Pourquoi nous ne l'avons pas signé !

Préambule

Que de belles et généreuses idées dans ce préambule qui date, rappelons-le, de 2000 ! Mais qu’en reste-t-il aujourd’hui ?

  • les salariés savent bien que leur journée de travail n’a pas été réduite. Pour s’en convaincre, il suffit de passer dans les couloirs après 18 heures et de constater combien d’entre nous sont encore au travail.
  • Les salaires sont gelés pour la plupart d’entre nous depuis 2001.
  • Le nombre de jours de formation par salarié a été divisé par deux en trois ans !

Et surtout, la direction a refusé de créer des emplois lors du passage aux 35 heures alors que c’était la finalité première de la loi. Elle a rejeté nos propositions de créer de nouveaux postes, en particulier dans le domaine administratif, préférant que les personnels « CSS » continuent à faire les travaux administratifs en plus de leur travail de production.

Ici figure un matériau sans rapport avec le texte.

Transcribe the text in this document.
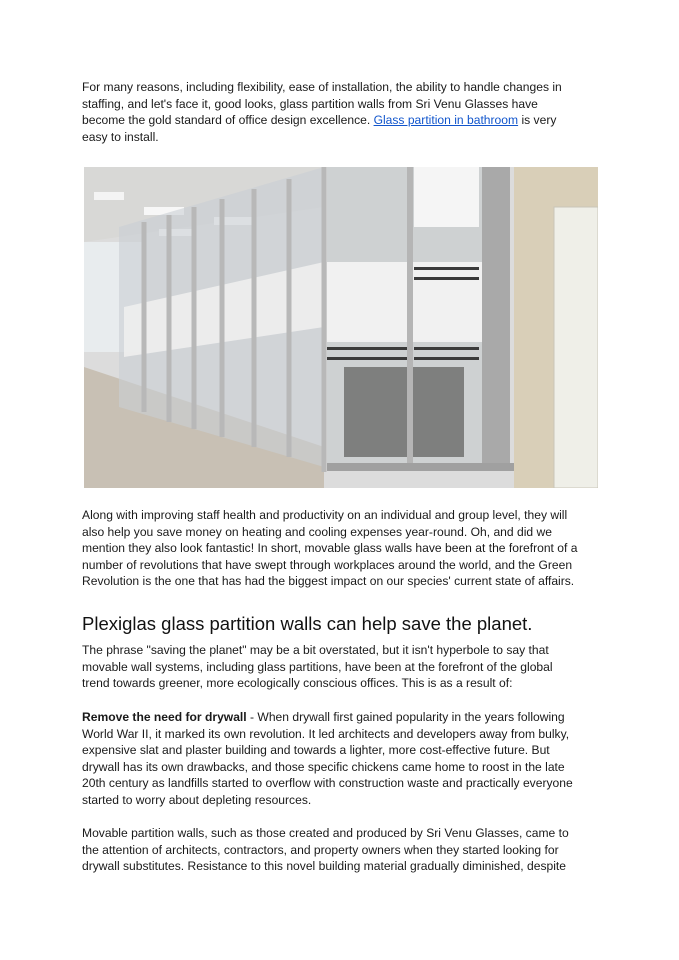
For many reasons, including flexibility, ease of installation, the ability to handle changes in
staffing, and let's face it, good looks, glass partition walls from Sri Venu Glasses have
become the gold standard of office design excellence. Glass partition in bathroom is very
easy to install.
Along with improving staff health and productivity on an individual and group level, they will
also help you save money on heating and cooling expenses year-round. Oh, and did we
mention they also look fantastic! In short, movable glass walls have been at the forefront of a
number of revolutions that have swept through workplaces around the world, and the Green
Revolution is the one that has had the biggest impact on our species' current state of affairs.
Plexiglas glass partition walls can help save the planet.
The phrase "saving the planet" may be a bit overstated, but it isn't hyperbole to say that
movable wall systems, including glass partitions, have been at the forefront of the global
trend towards greener, more ecologically conscious offices. This is as a result of:
Remove the need for drywall - When drywall first gained popularity in the years following
World War II, it marked its own revolution. It led architects and developers away from bulky,
expensive slat and plaster building and towards a lighter, more cost-effective future. But
drywall has its own drawbacks, and those specific chickens came home to roost in the late
20th century as landfills started to overflow with construction waste and practically everyone
started to worry about depleting resources.
Movable partition walls, such as those created and produced by Sri Venu Glasses, came to
the attention of architects, contractors, and property owners when they started looking for
drywall substitutes. Resistance to this novel building material gradually diminished, despite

Le seul point positif pour les salariés, c’est la création de jours d’ARTT. Encore faut-il savoir que dans la quasi totalité des autres grandes SSII les salariés bénéficient de bien plus que 9 jours d’ARTT. Non, décidément, nous pensons que nous avons eu raison de ne pas signer cet accord !

"Société de Conseil et de Service en Informatique et Télécommunications, CAP GEMINI est une entreprise performante et qui crée des emplois.
Les lois d’aménagement et de réduction du temps de travail, dites « lois Aubry » sont un nouveau défi pour l’entreprise, en termes de maintien de sa compétitivité, de satisfaction des salariés et d’emploi.
Le passage à 35 heures aura un impact économique important en raison de la réduction de la capacité de production et de facturation et un enchérissement du coût du travail.
La compétitivité pourra être retrouvée, voire améliorée, grâce à une évolution profonde et progressive de l’organisation du travail. L’annualisation et la modulation du temps de travail doivent permettre de définir des rythmes bien adaptés à chaque type d’activité. La culture de responsabilité, d’autonomie et de solidarité orientées vers le service client de qualité, est un gage de réussite de cette transformation : de telles innovations dans les modes de fonctionnement de l’entreprise supposent des expérimentations préalables à leur déploiement.
CAP GEMINI entend développer conjointement la performance sociale de l’entreprise :

  • tout salarié verra son temps de travail réduit de manière significative et perceptible et ses travaux supplémentaires pris en compte ;
  • tout salarié bénéficie d’un régime propre à CAP GEMINI, de congés d’ancienneté et d’absences exceptionnelles assimilés à du temps de travail ;
  • la politique de rémunération est maintenue sans gel des salaires ;
  • les objectifs de formation sont maintenus en volume et en qualité.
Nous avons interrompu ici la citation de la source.